As a member of the Senate Commerce and Appropriations committees, Udall has long advocated for extending broadband internet throughout New Mexico, particularly in highly rural and Tribal communities. The internet is an essential tool for education, economic development, and health care, and he has supported resources to ensure rural communities aren't left behind.

In addition to the roundtable on the homework gap in Hatch, Udall hosted Wheeler at Acoma Pueblo in 2014. There, students are in a very similar position as those in Hatch. The Acoma librarian told Udall and Wheeler that she leaves the Wi-Fi signal on after hours so students can access it to do homework.

A copy of Udall's full letter is here and below:

October 3, 2016

The Honorable Tom Wheeler
Chairman
Federal Communications Commission
445 12th Street, SW
Washington, DC 20554


Dear Chairman Wheeler:

I am writing to urge the Federal Communications Commission (FCC) to take additional steps to close the "homework gap," the digital divide facing too many students from rural areas and low-income families in New Mexico and across the nation.

Today almost all American schools and libraries have internet access thanks in part to sustained investments over the last 20 years from E-Rate, the nation's largest educational technology initiative. In 2014, the Commission significantly upgraded E-Rate to help schools meet growing demand for bandwidth and support innovative digital learning technologies in the classroom. By overcoming geographic distances, such broadband infrastructure can be particularly helpful for rural schools and libraries in my home state of New Mexico.

Yet a digital divide persists for school children across the country. According to a Pew Research Center analysis of Census Bureau data, five million American households with school-age children do not have high-speed internet service at home.
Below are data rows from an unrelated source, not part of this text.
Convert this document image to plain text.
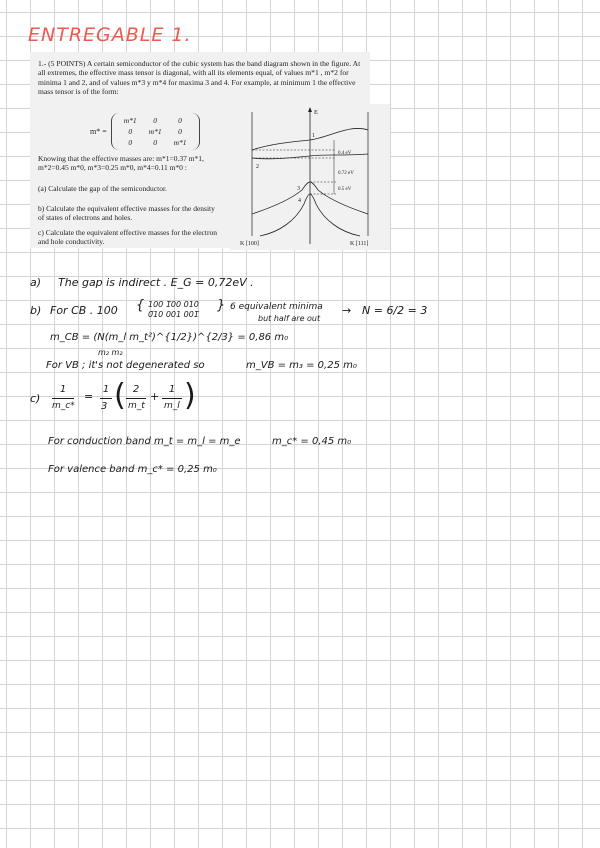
ENTREGABLE 1.
1.- (5 POINTS) A certain semiconductor of the cubic system has the band diagram shown in the figure. At all extremes, the effective mass tensor is diagonal, with all its elements equal, of values m*1 , m*2 for minima 1 and 2, and of values m*3 y m*4 for maxima 3 and 4. For example, at minimum 1 the effective mass tensor is of the form:
m* =
m*1	0	0
0	m*1	0
0	0	m*1
Knowing that the effective masses are: m*1=0.37 m*1, m*2=0.45 m*0, m*3=0.25 m*0, m*4=0.11 m*0 :
(a) Calculate the gap of the semiconductor.
b) Calculate the equivalent effective masses for the density of states of electrons and holes.
c) Calculate the equivalent effective masses for the electron and hole conductivity.
E
0.4 eV
0.72 eV
0.5 eV
1
2
3
4
K [100]	K [111]
a) The gap is indirect . E_G = 0,72eV .
b) For CB . 100 { 100 1̄00 010
0̄10 001 001̄
} 6 equivalent minima
but half are out
→ N = 6/2 = 3
m_CB = (N(m_l m_t²)^{1/2})^{2/3} = 0,86 m₀
m₂ m₂
For VB ; it's not degenerated so	m_VB = m₃ = 0,25 m₀
c)
1
m_c*
=
1
3 ( 2
m_t
+
1
m_l )
For conduction band m_t = m_l = m_e	m_c* = 0,45 m₀
For valence band m_c* = 0,25 m₀
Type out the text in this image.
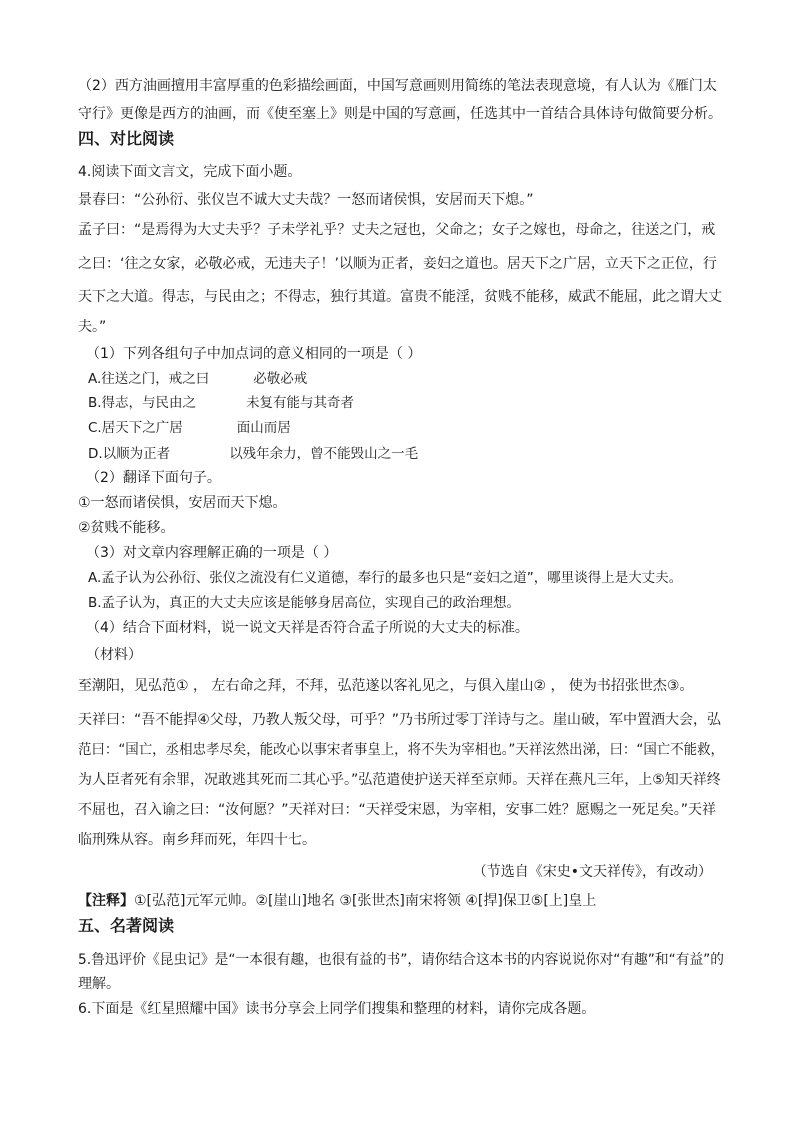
（2）西方油画擅用丰富厚重的色彩描绘画面，中国写意画则用简练的笔法表现意境，有人认为《雁门太
守行》更像是西方的油画，而《使至塞上》则是中国的写意画，任选其中一首结合具体诗句做简要分析。
四、对比阅读
4.阅读下面文言文，完成下面小题。
景春曰：“公孙衍、张仪岂不诚大丈夫哉？一怒而诸侯惧，安居而天下熄。”
孟子曰：“是焉得为大丈夫乎？子未学礼乎？丈夫之冠也，父命之；女子之嫁也，母命之，往送之门，戒
之曰：‘往之女家，必敬必戒，无违夫子！’以顺为正者，妾妇之道也。居天下之广居，立天下之正位，行
天下之大道。得志，与民由之；不得志，独行其道。富贵不能淫，贫贱不能移，威武不能屈，此之谓大丈
夫。”
（1）下列各组句子中加点词的意义相同的一项是（ ）
A.往送之门，戒之曰	必敬必戒
B.得志，与民由之	未复有能与其奇者
C.居天下之广居	面山而居
D.以顺为正者	以残年余力，曾不能毁山之一毛
（2）翻译下面句子。
①一怒而诸侯惧，安居而天下熄。
②贫贱不能移。
（3）对文章内容理解正确的一项是（ ）
A.孟子认为公孙衍、张仪之流没有仁义道德，奉行的最多也只是“妾妇之道”，哪里谈得上是大丈夫。
B.孟子认为，真正的大丈夫应该是能够身居高位，实现自己的政治理想。
（4）结合下面材料，说一说文天祥是否符合孟子所说的大丈夫的标准。
（材料）
至潮阳，见弘范① ， 左右命之拜，不拜，弘范遂以客礼见之，与俱入崖山② ， 使为书招张世杰③。
天祥曰：“吾不能捍④父母，乃教人叛父母，可乎？”乃书所过零丁洋诗与之。崖山破，军中置酒大会，弘
范曰：“国亡，丞相忠孝尽矣，能改心以事宋者事皇上，将不失为宰相也。”天祥泫然出涕，曰：“国亡不能救，
为人臣者死有余罪，况敢逃其死而二其心乎。”弘范遣使护送天祥至京师。天祥在燕凡三年，上⑤知天祥终
不屈也，召入谕之曰：“汝何愿？”天祥对曰：“天祥受宋恩，为宰相，安事二姓？愿赐之一死足矣。”天祥
临刑殊从容。南乡拜而死，年四十七。
（节选自《宋史•文天祥传》，有改动）
【注释】①[弘范]元军元帅。②[崖山]地名 ③[张世杰]南宋将领 ④[捍]保卫⑤[上]皇上
五、名著阅读
5.鲁迅评价《昆虫记》是“一本很有趣，也很有益的书”，请你结合这本书的内容说说你对“有趣”和“有益”的
理解。
6.下面是《红星照耀中国》读书分享会上同学们搜集和整理的材料，请你完成各题。
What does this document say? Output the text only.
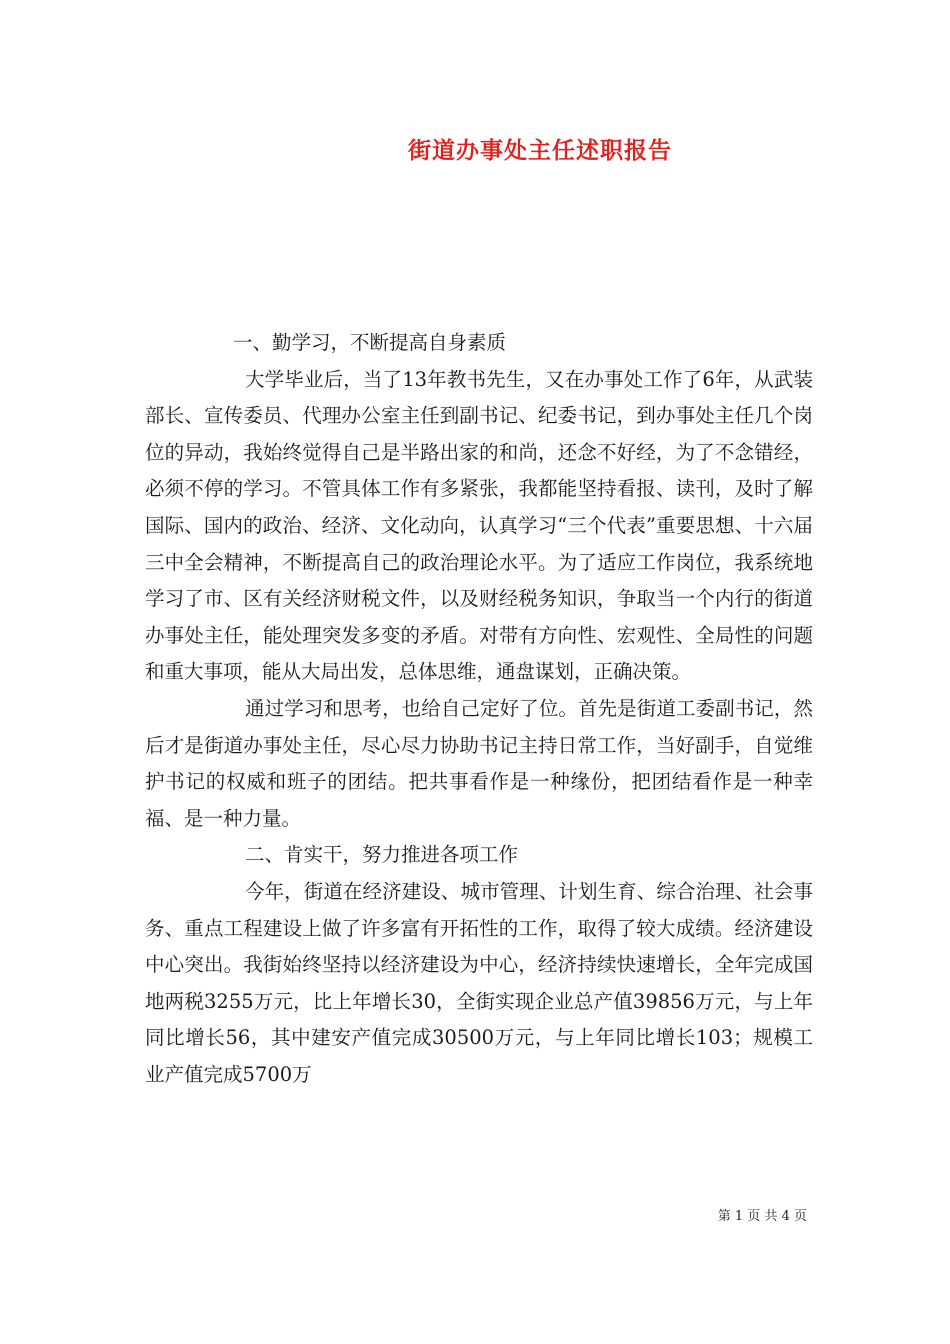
街道办事处主任述职报告

一、勤学习，不断提高自身素质

大学毕业后，当了13年教书先生，又在办事处工作了6年，从武装部长、宣传委员、代理办公室主任到副书记、纪委书记，到办事处主任几个岗位的异动，我始终觉得自己是半路出家的和尚，还念不好经，为了不念错经，必须不停的学习。不管具体工作有多紧张，我都能坚持看报、读刊，及时了解国际、国内的政治、经济、文化动向，认真学习“三个代表”重要思想、十六届三中全会精神，不断提高自己的政治理论水平。为了适应工作岗位，我系统地学习了市、区有关经济财税文件，以及财经税务知识，争取当一个内行的街道办事处主任，能处理突发多变的矛盾。对带有方向性、宏观性、全局性的问题和重大事项，能从大局出发，总体思维，通盘谋划，正确决策。

通过学习和思考，也给自己定好了位。首先是街道工委副书记，然后才是街道办事处主任，尽心尽力协助书记主持日常工作，当好副手，自觉维护书记的权威和班子的团结。把共事看作是一种缘份，把团结看作是一种幸福、是一种力量。

二、肯实干，努力推进各项工作

今年，街道在经济建设、城市管理、计划生育、综合治理、社会事务、重点工程建设上做了许多富有开拓性的工作，取得了较大成绩。经济建设中心突出。我街始终坚持以经济建设为中心，经济持续快速增长，全年完成国地两税3255万元，比上年增长30，全街实现企业总产值39856万元，与上年同比增长56，其中建安产值完成30500万元，与上年同比增长103；规模工业产值完成5700万

第 1 页 共 4 页
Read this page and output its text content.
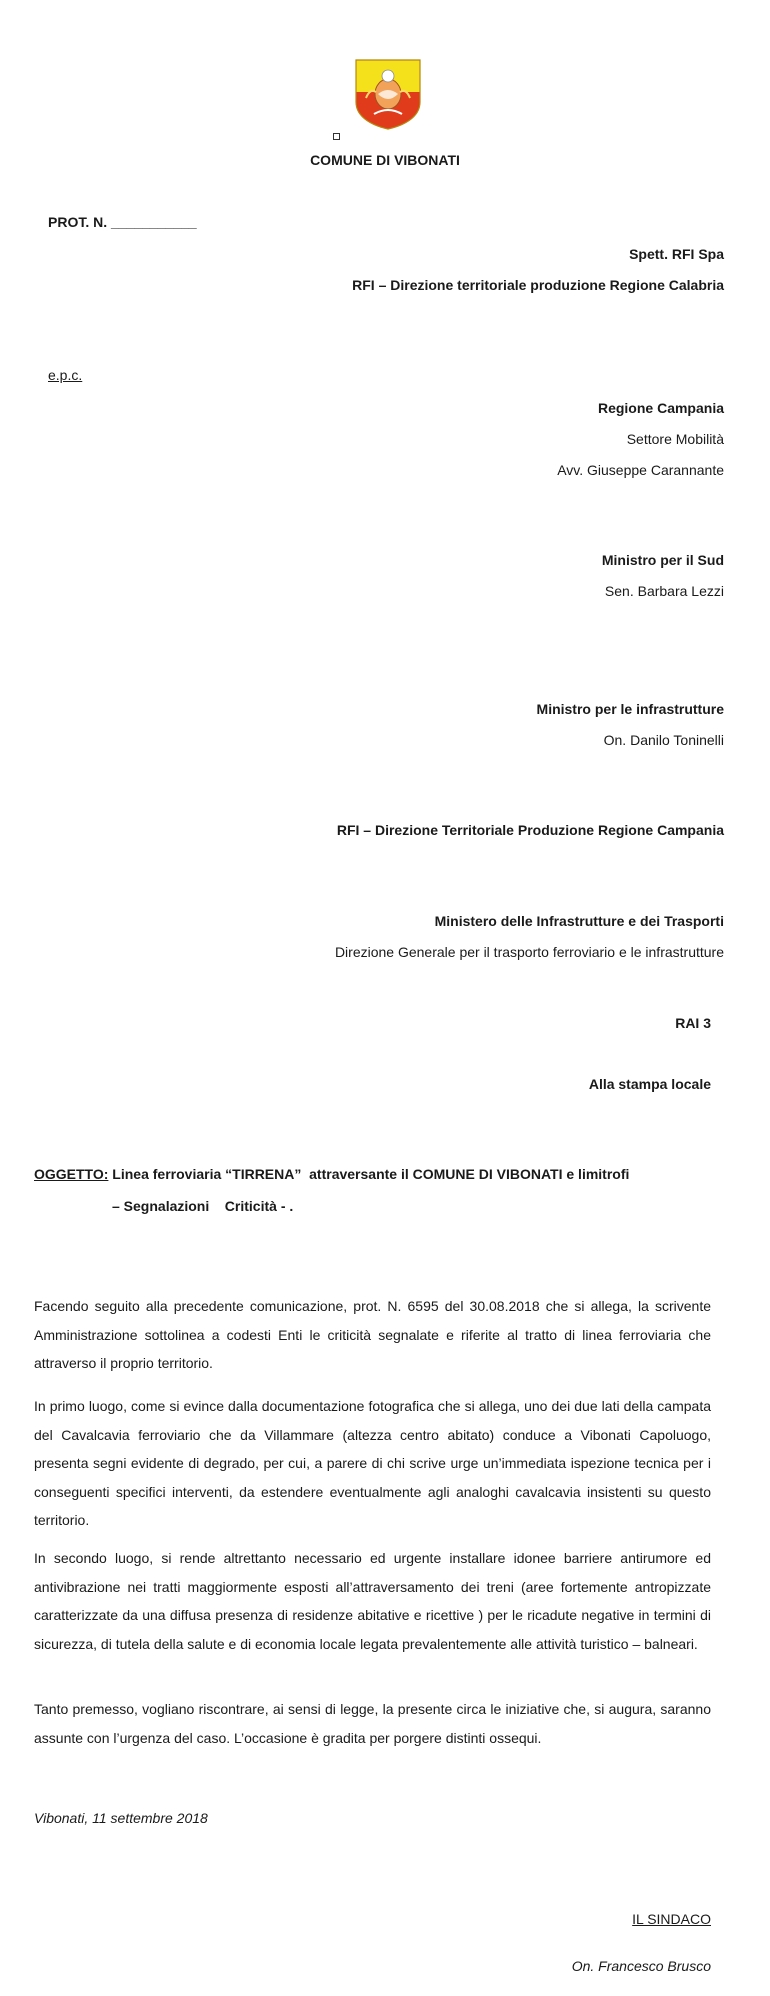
COMUNE DI VIBONATI
PROT. N. ___________
Spett. RFI Spa
RFI – Direzione territoriale produzione Regione Calabria
e.p.c.
Regione Campania
Settore Mobilità
Avv. Giuseppe Carannante
Ministro per il Sud
Sen. Barbara Lezzi
Ministro per le infrastrutture
On. Danilo Toninelli
RFI – Direzione Territoriale Produzione Regione Campania
Ministero delle Infrastrutture e dei Trasporti
Direzione Generale per il trasporto ferroviario e le infrastrutture
RAI 3
Alla stampa locale
OGGETTO: Linea ferroviaria “TIRRENA”  attraversante il COMUNE DI VIBONATI e limitrofi
– Segnalazioni    Criticità - .

Facendo seguito alla precedente comunicazione, prot. N. 6595 del 30.08.2018 che si allega, la scrivente Amministrazione sottolinea a codesti Enti le criticità segnalate e riferite al tratto di linea ferroviaria che attraverso il proprio territorio.

In primo luogo, come si evince dalla documentazione fotografica che si allega, uno dei due lati della campata del Cavalcavia ferroviario che da Villammare (altezza centro abitato) conduce a Vibonati Capoluogo, presenta segni evidente di degrado, per cui, a parere di chi scrive urge un’immediata ispezione tecnica per i conseguenti specifici interventi, da estendere eventualmente agli analoghi cavalcavia insistenti su questo territorio.

In secondo luogo, si rende altrettanto necessario ed urgente installare idonee barriere antirumore ed antivibrazione nei tratti maggiormente esposti all’attraversamento dei treni (aree fortemente antropizzate caratterizzate da una diffusa presenza di residenze abitative e ricettive ) per le ricadute negative in termini di sicurezza, di tutela della salute e di economia locale legata prevalentemente alle attività turistico – balneari.

Tanto premesso, vogliano riscontrare, ai sensi di legge, la presente circa le iniziative che, si augura, saranno assunte con l’urgenza del caso. L’occasione è gradita per porgere distinti ossequi.

Vibonati, 11 settembre 2018
IL SINDACO
On. Francesco Brusco
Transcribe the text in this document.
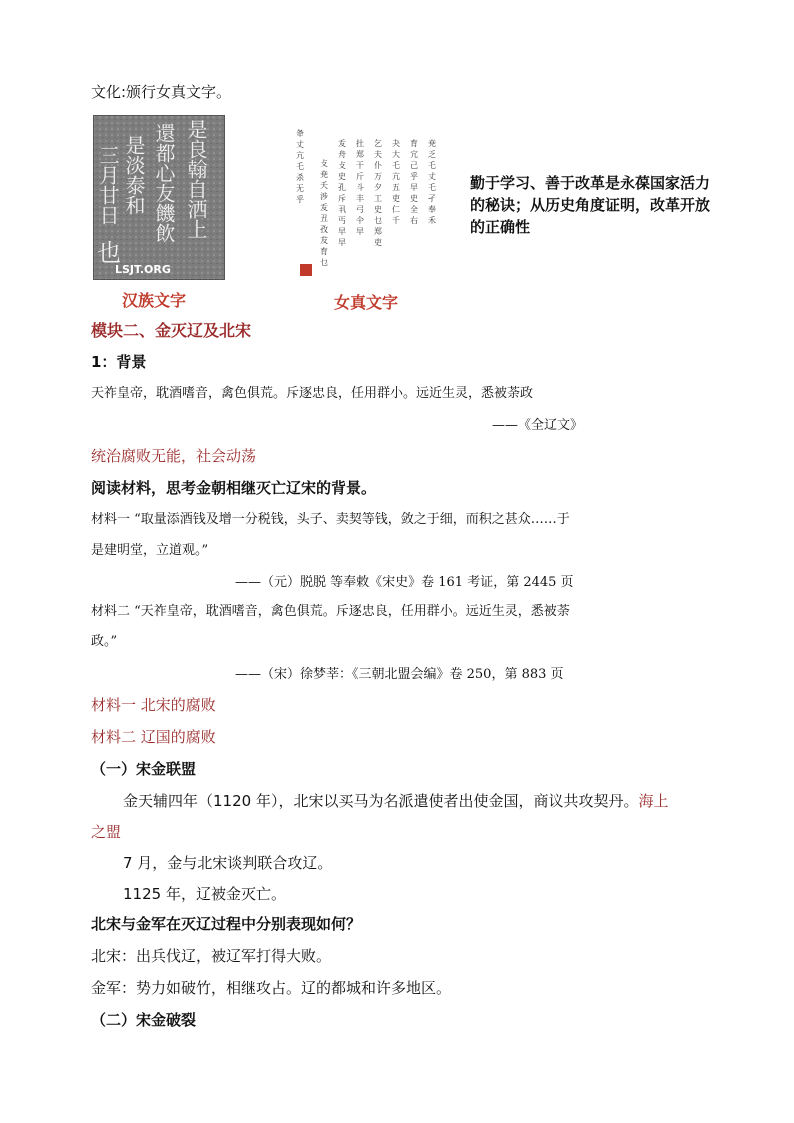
文化:颁行女真文字。
是淡泰和 還都心友饑飲 是良翰自洒上
三月甘日
也
LSJT.ORG
汉族文字
夅丈亢乇杀无乎
攴尭夭涉叐丑孜犮育乜
叐舟攴史孔斥丮丐早早
扗郑干斤斗丰弓仐早
乞夫仆万夕工史乜郑吏
夬大乇亢五吏仁千
育宂己乎早史全右
尭乏乇丈乇孑奉禾
女真文字
勤于学习、善于改革是永葆国家活力的秘诀；从历史角度证明，改革开放的正确性
模块二、金灭辽及北宋
1：背景
天祚皇帝，耽酒嗜音，禽色俱荒。斥逐忠良，任用群小。远近生灵，悉被荼政
——《全辽文》
统治腐败无能，社会动荡
阅读材料，思考金朝相继灭亡辽宋的背景。
材料一 “取量添酒钱及增一分税钱，头子、卖契等钱，敛之于细，而积之甚众……于
是建明堂，立道观。”
——（元）脱脱 等奉敕《宋史》卷 161 考证，第 2445 页
材料二 “天祚皇帝，耽酒嗜音，禽色俱荒。斥逐忠良，任用群小。远近生灵，悉被荼
政。”
——（宋）徐梦莘：《三朝北盟会编》卷 250，第 883 页
材料一 北宋的腐败
材料二 辽国的腐败
（一）宋金联盟
金天辅四年（1120 年），北宋以买马为名派遣使者出使金国，商议共攻契丹。海上
之盟
7 月，金与北宋谈判联合攻辽。
1125 年，辽被金灭亡。
北宋与金军在灭辽过程中分别表现如何？
北宋：出兵伐辽，被辽军打得大败。
金军：势力如破竹，相继攻占。辽的都城和许多地区。
（二）宋金破裂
While seven in 10 teachers assign homework that requires internet access, one in three households across the country do not have broadband. This "homework gap" especially impacts students from low-income families living and rural areas. Broadband should help create educational opportunities for these children, not a new barrier to their success at school.

In some small towns and Native American communities in New Mexico, students who do not have internet access at home go to school or library parking lots to access free Wi-Fi after hours. When you visited Acoma Pueblo with me in 2014, we heard how the librarian keeps the Wi-Fi signal on after hours for this purpose. At Hatch Valley High School, FCC Commissioner Jessica Rosenworcel and I met young students who cannot complete and submit some homework assignments from home since they do not have internet access or rely on mobile broadband service with data usage caps. So they come to the school parking lot or the local Pic Quik convenience store where free Wi-Fi is available.

A Hatch Valley High School student explained to me that his varsity football team travels over an hour by school bus to away games. When he gets back, he sometime does his homework in the parking lot so he can access the school's Wi-Fi signal. He suggested making Wi-Fi available on school buses. This strikes me as a bright idea to help extend internet access to students while they travel to and from school. A handful of school districts are already experimenting with this "Wi-Fi on wheels." Since schools cannot currently use E-Rate to support such service, however, it is unlikely to reach rural schools in my home state of New Mexico.

I therefore call on the Commission to use its existing authority to allow E-Rate to support school bus Wi-Fi service in a manner that is both technically feasible and economically reasonable.
If the Commission does not believe that such an initiative is possible under its current authority, I will seek legislation to provide the flexibility to do so. Students in New Mexico and across the country deserve our best efforts to remove barriers to their success in school.

Thank you for your consideration and reply. I look forward to working with you on this important issue.